Friday, October 19, 2012

{Thankful Thursday | Mortality} Personal


I am reminded daily of how blessed I am. To have a job that pays my bills and puts food on my table, clothes my two kids. And I love my job... I truly love what I do. I also have to be honest in saying... sometimes it really overwhelms me. But what a blessing to be overwhelmed with work vs. not having the ability TO WORK. I am thankful. He takes care of me the same through the calm as He does the storm.

I have always been a very driven and productive person. I often wonder what I'd do without an insane schedule. :) But even more so now than ever...  I am more than ever grateful for having something that keeps me focused on blessings rather than deficits.

Going through the storms of life has made me realize that more people are hurting silently than we are often aware of... and to be compassionate. To pray more. To be thankful more. To listen more. To focus more on what I can control and be accountable for personally. To not fear. There is no fear in love. There is no fear in living. Fear itself is SO counterproductive to who we are to be.... to who we are becoming.

We all have our crosses to carry - you know? As the years pass - you hear of friends who have faced hardships, some who have lost and some who have won. None the less, we all face the hardships. Some we don't plan for or wish... at all. Yet here they are in front of us. And there's no way of getting around them, only through them.

I think about my friends who have faced SERIOUS hardships. Like cancer. Granted, I don't know what my days ahead hold. We pray for health - but sometimes life doesn't promise it. This past week I watched a video of a photographer who was diagnosed with ovarian cancer - she had two boys. She was my age. It broke my heart.. that out of nowhere - life is like that. Sometimes it just doesn't hand us a cross, it literally knocks us down with one, injures us and then tells us to carry it... oh - and it's heavy, weighs more than you and will at times seem impossible to carry... but you must carry it. Thank God for His strength. Because I watch these people with incredible testimony CARRY their cross, bravely, courageously.

“Courage is found in unlikely places.” 

Courageous ... such as Jen Thompson. If you have two minutes.. or three. Please click on that link.. watch her video. I promise you... like mine, your perspective will be changed - your priorities and view of mortality.. specifically life's brevity.

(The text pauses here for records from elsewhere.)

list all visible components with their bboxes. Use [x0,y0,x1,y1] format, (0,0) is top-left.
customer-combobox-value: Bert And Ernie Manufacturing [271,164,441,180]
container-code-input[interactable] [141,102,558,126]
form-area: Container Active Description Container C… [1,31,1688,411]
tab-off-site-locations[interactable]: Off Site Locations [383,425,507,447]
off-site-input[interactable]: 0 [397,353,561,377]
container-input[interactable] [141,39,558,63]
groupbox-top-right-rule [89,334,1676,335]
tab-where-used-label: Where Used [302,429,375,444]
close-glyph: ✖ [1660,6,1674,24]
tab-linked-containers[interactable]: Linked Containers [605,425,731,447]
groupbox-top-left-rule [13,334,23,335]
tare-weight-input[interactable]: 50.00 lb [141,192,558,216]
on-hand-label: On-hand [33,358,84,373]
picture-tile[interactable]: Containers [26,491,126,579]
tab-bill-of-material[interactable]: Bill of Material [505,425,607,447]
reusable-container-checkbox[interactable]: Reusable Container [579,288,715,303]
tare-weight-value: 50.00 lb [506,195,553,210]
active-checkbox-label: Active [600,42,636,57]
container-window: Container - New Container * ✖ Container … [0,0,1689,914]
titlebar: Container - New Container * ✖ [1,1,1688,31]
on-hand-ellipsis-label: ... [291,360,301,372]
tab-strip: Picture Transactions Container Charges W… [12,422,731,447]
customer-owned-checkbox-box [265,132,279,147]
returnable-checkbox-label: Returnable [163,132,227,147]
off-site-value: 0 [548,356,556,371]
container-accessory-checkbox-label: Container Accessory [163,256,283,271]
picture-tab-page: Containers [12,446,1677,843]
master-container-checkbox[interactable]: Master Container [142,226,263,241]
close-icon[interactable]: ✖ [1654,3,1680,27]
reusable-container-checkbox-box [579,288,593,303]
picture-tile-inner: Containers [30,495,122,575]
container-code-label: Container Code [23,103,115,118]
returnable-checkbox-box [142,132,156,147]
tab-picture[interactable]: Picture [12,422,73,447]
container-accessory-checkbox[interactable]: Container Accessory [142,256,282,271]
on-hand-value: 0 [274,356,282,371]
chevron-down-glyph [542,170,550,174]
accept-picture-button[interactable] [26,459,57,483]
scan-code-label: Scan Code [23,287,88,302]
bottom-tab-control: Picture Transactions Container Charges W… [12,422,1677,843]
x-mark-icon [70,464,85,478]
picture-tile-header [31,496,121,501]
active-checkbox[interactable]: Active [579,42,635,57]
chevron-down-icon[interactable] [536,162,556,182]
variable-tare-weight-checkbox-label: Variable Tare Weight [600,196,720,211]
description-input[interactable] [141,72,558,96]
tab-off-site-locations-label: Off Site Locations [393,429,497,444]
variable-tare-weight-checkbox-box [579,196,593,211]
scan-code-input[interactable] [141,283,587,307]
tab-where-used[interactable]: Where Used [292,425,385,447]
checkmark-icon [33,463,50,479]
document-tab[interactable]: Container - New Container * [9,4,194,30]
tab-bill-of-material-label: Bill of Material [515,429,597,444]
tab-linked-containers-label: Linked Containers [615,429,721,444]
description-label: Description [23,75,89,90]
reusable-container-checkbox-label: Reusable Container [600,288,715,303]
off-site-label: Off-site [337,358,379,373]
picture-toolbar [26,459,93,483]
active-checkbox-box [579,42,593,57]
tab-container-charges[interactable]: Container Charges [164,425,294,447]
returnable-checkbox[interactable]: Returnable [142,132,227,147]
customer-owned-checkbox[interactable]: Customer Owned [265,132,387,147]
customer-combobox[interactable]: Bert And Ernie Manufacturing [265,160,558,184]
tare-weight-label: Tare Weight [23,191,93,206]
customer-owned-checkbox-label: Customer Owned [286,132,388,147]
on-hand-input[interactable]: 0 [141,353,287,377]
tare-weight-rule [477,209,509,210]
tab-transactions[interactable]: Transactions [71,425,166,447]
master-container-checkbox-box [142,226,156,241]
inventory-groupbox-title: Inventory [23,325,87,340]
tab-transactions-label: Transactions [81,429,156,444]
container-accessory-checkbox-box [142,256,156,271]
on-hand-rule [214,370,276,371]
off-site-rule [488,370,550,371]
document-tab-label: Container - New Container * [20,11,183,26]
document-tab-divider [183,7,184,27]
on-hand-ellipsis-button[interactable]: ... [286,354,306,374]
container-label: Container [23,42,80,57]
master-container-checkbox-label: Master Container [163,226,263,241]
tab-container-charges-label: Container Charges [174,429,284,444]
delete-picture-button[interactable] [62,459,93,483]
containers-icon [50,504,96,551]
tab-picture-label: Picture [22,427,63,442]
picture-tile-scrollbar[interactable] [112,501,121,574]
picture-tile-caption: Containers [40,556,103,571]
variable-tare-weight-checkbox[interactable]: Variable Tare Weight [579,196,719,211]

I don't understand why life is sometimes so unfair, so hard. Why we are handed things we don't deserve or even plan for... except that in life the balance hangs on good and bad. We all want the sweet, but sometimes the bitter is so hard to swallow.

All of this thought of mortality... and my own specifically... I started thinking about a bucket list today. It's not morbid to think about your mortality or your life and what you want to do with it... Because well... life is short. I know this b/c when I was 20 I thought I had the whole world ahead of me and all the time needed to conquer it. I realize that I blinked and ... here I am today at 36 not sure of where the time flew away to... but once time has flown away, you can't get it back.

You know... we ought to be thankful for the opportunity to complete even one item on a bucket list. Don't wait until your 50 or 70 to make one. Start working on it now. Start checking it off now too.

I want to see the world. Any part of that I can. I want to savor the light, the sound, the color and senses around me, the love I am given in life and at the end of a full day, sit back, reflect on it - none of it material possession - only time and space - and think... undoubtedly, I am BLESSED. To sit on a beach and watch a sunset is free. You don't get a free prize for attending other than the experience itself... Taking in the sound of the waves, the seagulls, the light as it shifts and changes, the colors of the sky as it paints itself in oranges, blues, indigos and crimsons, the smell of the sand and water carried in the breeze, the joy of a loved one sitting with you - and the TIME, simple time within those moments that make you gain perspective and clarity.. that is truly saying you lived a full life. To be able to take those moments in of time and space... and realize the GIFT they are... all of these aspirations in our short lives for accolades and possessions... and in the end all we ever really wanted was time and the simple but full moments that were painted with love and light. Why we chase our tails searching for anything else...

My unofficial bucket list... thus far:

  • Climb the pyramids of Egypt.
  • Photograph the Eiffel tower.
  • Photograph the Coliseum.
  • Eat true Italian food in the streets of Rome.
  • Be photographed by my inspiration Jessica Drossin. Just me and for me. And with Monarch butterflies. 
  • Spend the night on a beach.
  • See Jerusalem.
  • Visit the East Coast, DC and historical sites.
  • Research my ancestry and roots.
  • Visit my family in Alaska.
  • Take a big bite out of NYC.
  • Take a Mediterranean Cruise.
  • Have a place in Florida one day when I am old... complete with orange, lemon and lime trees.